I left it overnight, it’s still sitting at the “random crng init done” line. Still appears responsive in that a mouse being plugged in is detected and drivers load, but nothing else.
I can leave it while I’m at work and check it when I get back but I’m a bit doubtful.
It doesn’t respond to enter or any other random keypresses I’ve tried. Normally it would proceed past the random crng line all the way to a login prompt.
It will respond to ALT+CTRL+DEL but says reboot failed system halted.
It’s like it’s at the point ready to hand over for the proper boot process to start but never does.
I’m currently installing full Debian with a GUI on old laptop of mine with the hope that it will give me the ability to mount this file system somehow and see what’s up (no idea how to do that though just yet).
As for the RPi and its install, is there any way I can pause the boot or see logs of some kind to understand what’s going on? It’s not nearly verbose enough. Can I scan this MicroSD in another machine to check the hardware and filesystem integrity?
It is not unlikely that the SDcard is simple dead. They have a limited lifetime due to their limited number of write operations possible per sector.
Try to install on another card.
Is there a way to confirm this to be sure as I’d love to recover some things from the file system, I have Debian up on that notebook now so can use it for recovery work.
To confirm if a SDcard is dead then you really need to make writes on a representative number of places on it.
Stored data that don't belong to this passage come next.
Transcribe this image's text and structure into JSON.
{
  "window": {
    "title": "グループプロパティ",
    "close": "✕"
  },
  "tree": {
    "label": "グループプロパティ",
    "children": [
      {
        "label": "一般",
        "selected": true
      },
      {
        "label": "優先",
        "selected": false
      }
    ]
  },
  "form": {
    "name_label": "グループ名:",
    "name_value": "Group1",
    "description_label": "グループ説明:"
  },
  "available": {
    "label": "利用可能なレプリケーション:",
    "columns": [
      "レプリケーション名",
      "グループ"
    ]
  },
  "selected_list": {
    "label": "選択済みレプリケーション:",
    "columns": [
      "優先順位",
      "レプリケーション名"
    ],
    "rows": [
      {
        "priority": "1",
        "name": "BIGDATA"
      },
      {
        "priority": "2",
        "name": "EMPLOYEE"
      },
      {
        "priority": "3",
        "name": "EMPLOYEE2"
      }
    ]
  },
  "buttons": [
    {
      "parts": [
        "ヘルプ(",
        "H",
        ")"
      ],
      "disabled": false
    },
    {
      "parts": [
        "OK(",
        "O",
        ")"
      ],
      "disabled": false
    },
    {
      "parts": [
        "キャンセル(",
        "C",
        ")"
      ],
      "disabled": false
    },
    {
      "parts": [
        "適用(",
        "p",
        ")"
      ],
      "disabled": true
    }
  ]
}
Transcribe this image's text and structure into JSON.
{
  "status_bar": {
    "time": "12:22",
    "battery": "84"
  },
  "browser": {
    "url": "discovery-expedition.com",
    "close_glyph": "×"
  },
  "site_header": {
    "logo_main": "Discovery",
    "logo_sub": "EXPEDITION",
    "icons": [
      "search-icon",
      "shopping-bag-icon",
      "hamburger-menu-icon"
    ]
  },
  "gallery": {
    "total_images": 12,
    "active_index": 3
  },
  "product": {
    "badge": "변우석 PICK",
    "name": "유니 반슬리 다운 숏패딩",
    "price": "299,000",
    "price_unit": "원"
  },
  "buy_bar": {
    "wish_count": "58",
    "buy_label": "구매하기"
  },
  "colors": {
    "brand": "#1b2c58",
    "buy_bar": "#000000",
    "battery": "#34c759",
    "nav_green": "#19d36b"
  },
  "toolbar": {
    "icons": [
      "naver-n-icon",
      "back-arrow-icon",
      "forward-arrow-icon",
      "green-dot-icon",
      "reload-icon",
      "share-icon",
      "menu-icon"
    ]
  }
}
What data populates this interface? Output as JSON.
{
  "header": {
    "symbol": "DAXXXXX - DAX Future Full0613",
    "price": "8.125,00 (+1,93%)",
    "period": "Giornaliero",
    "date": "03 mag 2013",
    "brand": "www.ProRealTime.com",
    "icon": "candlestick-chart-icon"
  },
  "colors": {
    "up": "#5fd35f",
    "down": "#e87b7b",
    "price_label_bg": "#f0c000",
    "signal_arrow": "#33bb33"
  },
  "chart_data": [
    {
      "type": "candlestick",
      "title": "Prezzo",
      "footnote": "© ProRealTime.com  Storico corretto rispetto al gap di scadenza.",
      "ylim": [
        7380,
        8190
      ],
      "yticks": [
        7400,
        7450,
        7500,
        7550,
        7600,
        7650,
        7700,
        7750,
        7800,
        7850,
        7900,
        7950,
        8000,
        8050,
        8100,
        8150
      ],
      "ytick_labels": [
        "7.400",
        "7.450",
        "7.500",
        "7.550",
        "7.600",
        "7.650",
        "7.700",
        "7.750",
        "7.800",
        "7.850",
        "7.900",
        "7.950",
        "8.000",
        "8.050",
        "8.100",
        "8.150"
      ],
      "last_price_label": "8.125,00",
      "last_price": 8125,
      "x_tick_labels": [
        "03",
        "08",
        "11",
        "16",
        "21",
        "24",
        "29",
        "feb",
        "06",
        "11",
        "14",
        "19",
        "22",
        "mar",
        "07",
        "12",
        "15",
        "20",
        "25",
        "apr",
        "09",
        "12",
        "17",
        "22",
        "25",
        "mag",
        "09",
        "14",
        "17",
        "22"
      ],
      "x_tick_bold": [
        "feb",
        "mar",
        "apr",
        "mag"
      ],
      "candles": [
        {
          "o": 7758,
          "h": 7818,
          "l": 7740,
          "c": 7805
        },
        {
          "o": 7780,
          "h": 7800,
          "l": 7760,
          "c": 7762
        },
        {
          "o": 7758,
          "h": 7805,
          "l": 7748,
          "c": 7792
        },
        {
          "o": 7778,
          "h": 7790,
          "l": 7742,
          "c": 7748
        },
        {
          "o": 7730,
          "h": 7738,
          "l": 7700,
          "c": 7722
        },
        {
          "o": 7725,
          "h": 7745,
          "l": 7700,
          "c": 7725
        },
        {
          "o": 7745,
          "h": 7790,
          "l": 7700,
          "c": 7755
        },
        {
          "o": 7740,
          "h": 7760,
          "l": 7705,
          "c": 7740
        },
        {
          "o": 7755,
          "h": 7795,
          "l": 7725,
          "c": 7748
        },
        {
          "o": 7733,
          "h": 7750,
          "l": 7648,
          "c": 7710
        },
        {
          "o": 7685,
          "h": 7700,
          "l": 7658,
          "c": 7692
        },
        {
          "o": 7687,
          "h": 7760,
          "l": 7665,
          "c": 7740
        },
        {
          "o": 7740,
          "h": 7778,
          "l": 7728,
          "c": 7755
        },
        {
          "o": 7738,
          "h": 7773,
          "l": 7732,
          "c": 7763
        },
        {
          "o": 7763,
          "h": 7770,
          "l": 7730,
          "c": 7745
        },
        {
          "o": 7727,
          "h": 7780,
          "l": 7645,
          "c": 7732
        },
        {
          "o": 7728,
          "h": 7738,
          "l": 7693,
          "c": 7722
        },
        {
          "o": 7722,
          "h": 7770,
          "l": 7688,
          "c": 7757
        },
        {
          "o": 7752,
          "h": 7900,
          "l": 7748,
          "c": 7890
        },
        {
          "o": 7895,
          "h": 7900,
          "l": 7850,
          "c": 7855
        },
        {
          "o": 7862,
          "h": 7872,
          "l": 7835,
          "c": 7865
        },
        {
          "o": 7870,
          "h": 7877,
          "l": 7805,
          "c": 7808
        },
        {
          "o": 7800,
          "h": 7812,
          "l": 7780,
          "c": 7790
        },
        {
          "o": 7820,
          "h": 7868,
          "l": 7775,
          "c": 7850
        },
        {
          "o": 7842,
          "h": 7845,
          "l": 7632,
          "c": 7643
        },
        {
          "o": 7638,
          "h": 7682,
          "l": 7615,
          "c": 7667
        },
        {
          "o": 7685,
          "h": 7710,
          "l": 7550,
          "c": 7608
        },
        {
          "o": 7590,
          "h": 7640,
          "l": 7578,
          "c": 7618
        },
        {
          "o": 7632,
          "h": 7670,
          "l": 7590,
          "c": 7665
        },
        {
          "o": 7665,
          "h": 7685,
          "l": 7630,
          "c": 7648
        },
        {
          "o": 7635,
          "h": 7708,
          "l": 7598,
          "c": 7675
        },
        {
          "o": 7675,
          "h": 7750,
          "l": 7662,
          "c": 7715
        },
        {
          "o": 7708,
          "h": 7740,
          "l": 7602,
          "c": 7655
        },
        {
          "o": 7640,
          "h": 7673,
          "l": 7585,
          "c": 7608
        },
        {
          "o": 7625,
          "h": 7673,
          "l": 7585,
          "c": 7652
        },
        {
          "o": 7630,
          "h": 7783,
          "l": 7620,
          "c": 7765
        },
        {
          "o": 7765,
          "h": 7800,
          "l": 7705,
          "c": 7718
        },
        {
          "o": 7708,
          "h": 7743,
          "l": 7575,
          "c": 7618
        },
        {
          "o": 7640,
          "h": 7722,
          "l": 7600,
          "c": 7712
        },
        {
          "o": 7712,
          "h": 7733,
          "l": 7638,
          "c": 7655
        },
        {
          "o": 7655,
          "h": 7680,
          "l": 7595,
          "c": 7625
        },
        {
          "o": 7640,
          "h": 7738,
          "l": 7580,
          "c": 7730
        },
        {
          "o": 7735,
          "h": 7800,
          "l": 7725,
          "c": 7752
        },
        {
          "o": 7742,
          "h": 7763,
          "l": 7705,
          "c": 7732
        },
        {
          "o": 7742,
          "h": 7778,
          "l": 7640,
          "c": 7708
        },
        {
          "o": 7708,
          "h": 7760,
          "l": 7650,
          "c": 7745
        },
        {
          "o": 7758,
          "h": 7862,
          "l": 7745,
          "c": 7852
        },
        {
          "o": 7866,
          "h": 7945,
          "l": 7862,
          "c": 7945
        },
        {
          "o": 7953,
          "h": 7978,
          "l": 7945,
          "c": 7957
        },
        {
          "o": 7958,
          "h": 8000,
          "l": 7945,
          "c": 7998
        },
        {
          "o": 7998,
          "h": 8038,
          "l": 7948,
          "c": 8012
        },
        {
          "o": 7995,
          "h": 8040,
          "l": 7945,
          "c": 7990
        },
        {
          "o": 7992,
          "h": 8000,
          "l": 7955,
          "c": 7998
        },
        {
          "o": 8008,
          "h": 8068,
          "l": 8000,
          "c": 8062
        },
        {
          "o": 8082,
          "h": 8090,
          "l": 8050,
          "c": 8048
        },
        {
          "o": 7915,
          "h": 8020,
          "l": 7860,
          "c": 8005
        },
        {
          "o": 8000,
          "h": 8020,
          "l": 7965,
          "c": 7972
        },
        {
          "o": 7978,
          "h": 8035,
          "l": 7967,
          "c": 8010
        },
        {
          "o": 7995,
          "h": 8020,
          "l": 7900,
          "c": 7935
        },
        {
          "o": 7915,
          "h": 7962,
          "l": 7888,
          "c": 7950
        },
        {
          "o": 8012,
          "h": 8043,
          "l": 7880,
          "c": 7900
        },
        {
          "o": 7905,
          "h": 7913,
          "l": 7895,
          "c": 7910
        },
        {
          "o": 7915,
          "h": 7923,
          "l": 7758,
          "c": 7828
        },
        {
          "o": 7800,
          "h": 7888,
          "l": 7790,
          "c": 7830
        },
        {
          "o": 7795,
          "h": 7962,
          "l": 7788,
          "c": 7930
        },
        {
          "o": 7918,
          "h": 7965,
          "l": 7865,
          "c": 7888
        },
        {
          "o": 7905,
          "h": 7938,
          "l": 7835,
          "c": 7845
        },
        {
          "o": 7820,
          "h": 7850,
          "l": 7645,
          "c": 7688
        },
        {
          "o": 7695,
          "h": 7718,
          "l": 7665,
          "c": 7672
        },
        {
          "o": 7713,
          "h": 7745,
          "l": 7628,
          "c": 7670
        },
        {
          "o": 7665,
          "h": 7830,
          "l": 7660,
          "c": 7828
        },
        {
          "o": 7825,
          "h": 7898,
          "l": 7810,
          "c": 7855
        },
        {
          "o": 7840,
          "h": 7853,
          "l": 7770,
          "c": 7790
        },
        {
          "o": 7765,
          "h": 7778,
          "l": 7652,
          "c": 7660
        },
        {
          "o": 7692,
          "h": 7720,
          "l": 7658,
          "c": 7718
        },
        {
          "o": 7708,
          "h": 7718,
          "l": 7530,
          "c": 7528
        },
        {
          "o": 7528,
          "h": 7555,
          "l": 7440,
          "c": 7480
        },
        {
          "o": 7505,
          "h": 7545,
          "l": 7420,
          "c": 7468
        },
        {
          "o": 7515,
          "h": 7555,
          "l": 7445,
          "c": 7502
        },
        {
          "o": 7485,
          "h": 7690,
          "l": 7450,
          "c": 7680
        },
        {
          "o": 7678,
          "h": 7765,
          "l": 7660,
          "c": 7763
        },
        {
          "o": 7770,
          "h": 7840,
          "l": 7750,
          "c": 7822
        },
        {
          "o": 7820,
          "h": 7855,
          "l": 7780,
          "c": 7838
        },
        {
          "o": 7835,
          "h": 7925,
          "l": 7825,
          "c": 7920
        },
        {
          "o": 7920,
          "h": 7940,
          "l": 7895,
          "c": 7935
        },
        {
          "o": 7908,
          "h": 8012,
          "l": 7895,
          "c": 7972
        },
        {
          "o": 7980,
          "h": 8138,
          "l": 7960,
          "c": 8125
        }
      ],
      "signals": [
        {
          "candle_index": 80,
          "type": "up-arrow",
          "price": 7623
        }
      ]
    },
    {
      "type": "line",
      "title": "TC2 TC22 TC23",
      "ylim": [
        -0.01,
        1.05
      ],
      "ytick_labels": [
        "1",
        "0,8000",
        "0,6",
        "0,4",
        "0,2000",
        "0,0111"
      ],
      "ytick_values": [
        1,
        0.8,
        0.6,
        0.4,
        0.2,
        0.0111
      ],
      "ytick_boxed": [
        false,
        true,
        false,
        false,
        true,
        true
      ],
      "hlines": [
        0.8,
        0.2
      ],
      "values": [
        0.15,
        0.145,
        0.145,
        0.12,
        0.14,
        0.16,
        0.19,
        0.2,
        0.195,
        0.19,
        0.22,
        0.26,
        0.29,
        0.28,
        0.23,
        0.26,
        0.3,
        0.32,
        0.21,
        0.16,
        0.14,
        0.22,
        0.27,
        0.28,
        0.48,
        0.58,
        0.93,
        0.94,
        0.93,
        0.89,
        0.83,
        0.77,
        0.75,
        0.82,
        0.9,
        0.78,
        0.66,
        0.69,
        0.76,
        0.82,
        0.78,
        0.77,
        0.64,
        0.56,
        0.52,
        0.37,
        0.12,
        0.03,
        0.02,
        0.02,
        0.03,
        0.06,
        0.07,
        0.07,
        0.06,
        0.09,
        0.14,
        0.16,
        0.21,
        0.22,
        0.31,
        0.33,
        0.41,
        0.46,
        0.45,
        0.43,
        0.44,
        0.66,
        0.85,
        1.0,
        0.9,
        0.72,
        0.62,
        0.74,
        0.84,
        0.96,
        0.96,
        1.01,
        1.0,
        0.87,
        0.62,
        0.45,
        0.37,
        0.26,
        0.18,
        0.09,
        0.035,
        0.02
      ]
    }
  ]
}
In order to do that it would be best to have a clean card, so backup everything you can on that card and then test it.
Backup can just be copy of all files, but remember the hidden ones too!
I’ve just mounted the card on the Debian notebook, previously I could only see the RASPFIRM directory, now I can see the ROOT directory which appears to show my entire previous file system.
So the card is “readable”.
Is it safe for me to attempt writing some random files to it or should I be performing some diag/recovery work first.
Backup first!!!
If it is dead, then any operation on the card can make it worse.
Get as much out as possible before the card dies completely and before you attempt anything else with it.
It’s saying it cannot enter various folders to copy them which I assume is a permissions issue, do I risk selecting all and taking ownership/modding permissions to allow a copy?
It is up to you.
If you do it, then you might not be able to get the current installation up and running again until you have restored those permissions, but in case of reinstalling on another SDcard, then I would do it.
So no good, I tried to do a repair but it errored out saying it couldn’t write the superblock.
Further testing shows I couldn’t actually write anything to the card, it was only caching making it seem like I could because files that I’d tried to create were gone after dismount/remount.